Here are some of the key points covered in the new FAQs:
- The definition of trading has been expanded to include activities such as the creation, invocation, or revocation of pledge. Additionally, gifting of shares is now treated as a form of trade under the regulations.
- Pledge-related Changes: Pledgor or pledgee can now create, invoke, or revoke pledges during the trading window closure period. However, they must demonstrate that the action was bona fide and establish their innocence in case of any regulatory scrutiny. The market value of the shares on the date of pledge or revocation should be considered for disclosure threshold calculations under Chapter III of the regulations.
- Disclosure Requirements for Transmission of Shares: The disclosure requirements under the PIT Regulations now apply to the transmission of shares as well.
- System Driven Disclosures: SEBI has mandated system-driven disclosures for members of the promoter group, designated persons, promoters, and directors of the company. However, immediate relatives of designated persons are not covered by this requirement as of now. Designated persons who are foreign nationals without a PAN or demat account are also exempt from system-driven disclosures.
- Incremental Transactions: Under the PIT Regulations, any incremental transactions exceeding a prescribed threshold of Rs 10 lakhs must be disclosed when the subsequent transactions cross this threshold, even if a previous disclosure has already been made. The disclosure should be based on the market value without subtracting brokerage or commission.

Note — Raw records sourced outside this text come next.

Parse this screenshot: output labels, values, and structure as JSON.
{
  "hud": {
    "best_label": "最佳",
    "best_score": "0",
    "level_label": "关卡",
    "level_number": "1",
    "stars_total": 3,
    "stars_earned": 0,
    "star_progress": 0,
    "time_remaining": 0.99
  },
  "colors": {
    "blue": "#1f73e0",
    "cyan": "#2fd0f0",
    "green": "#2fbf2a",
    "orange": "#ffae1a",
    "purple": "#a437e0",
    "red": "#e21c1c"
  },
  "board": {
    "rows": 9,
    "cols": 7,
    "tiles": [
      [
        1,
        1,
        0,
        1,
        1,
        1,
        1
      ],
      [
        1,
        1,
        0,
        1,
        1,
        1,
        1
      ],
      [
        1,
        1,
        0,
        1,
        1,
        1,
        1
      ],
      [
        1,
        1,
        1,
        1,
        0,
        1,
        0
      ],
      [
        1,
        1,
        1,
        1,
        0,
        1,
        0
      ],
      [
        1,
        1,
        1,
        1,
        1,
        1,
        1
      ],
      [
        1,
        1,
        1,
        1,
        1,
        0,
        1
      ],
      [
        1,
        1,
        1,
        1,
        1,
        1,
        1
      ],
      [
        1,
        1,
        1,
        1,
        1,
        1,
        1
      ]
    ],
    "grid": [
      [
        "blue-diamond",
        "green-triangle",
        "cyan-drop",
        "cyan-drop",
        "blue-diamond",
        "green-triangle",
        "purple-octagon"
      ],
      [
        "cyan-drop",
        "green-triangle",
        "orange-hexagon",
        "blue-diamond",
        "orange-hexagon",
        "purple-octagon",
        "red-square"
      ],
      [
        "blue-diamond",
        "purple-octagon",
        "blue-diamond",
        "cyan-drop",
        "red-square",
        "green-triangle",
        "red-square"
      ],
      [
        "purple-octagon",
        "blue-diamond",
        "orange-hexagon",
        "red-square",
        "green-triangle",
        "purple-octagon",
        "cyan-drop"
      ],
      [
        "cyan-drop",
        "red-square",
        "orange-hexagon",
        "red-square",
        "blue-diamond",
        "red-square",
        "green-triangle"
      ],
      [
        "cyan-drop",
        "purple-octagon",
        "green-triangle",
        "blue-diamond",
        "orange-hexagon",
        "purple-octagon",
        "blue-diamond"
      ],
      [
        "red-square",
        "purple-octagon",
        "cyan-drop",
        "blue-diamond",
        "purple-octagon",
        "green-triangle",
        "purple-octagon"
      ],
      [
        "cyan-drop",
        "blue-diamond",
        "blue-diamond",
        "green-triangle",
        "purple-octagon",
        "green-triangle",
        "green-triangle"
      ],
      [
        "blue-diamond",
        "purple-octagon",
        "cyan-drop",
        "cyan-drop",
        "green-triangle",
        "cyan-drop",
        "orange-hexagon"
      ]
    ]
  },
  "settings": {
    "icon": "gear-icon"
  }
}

- Trading by Managing Directors: Managing directors of a company, who are in possession of Unpublished Price Sensitive Information (UPSI), can trade with pre-clearance alone. If they are not in possession of UPSI at the time of the trade and abide by the code of conduct, they do not need a trading plan.
- Exceptions to Contra-Trade Restrictions: Acquisition of securities through rights issues, follow-on public offers (FPOs), offers for sale (OFS), bonus issues, share splits, mergers/amalgamations, or demergers will not be subject to the restriction of ‘contra-trade.’ However, the initial transaction of disposal must have been completed in accordance with the PIT Regulations.
- Board Accountability for System Driven Disclosures: The board of all listed entities is responsible for maintaining system-driven disclosures physically or in the cloud, ensuring confidentiality, integrity, and security.
The new comprehensive FAQs on SEBI (PIT) Regulations, 2015 provide valuable insights into the regulatory framework surrounding insider trading in India. By addressing common queries and introducing key changes, SEBI aims to enhance transparency and promote fair practices in the securities market. Market participants and stakeholders should familiarize themselves with these regulations to ensure compliance and contribute to the integrity of the Indian capital markets.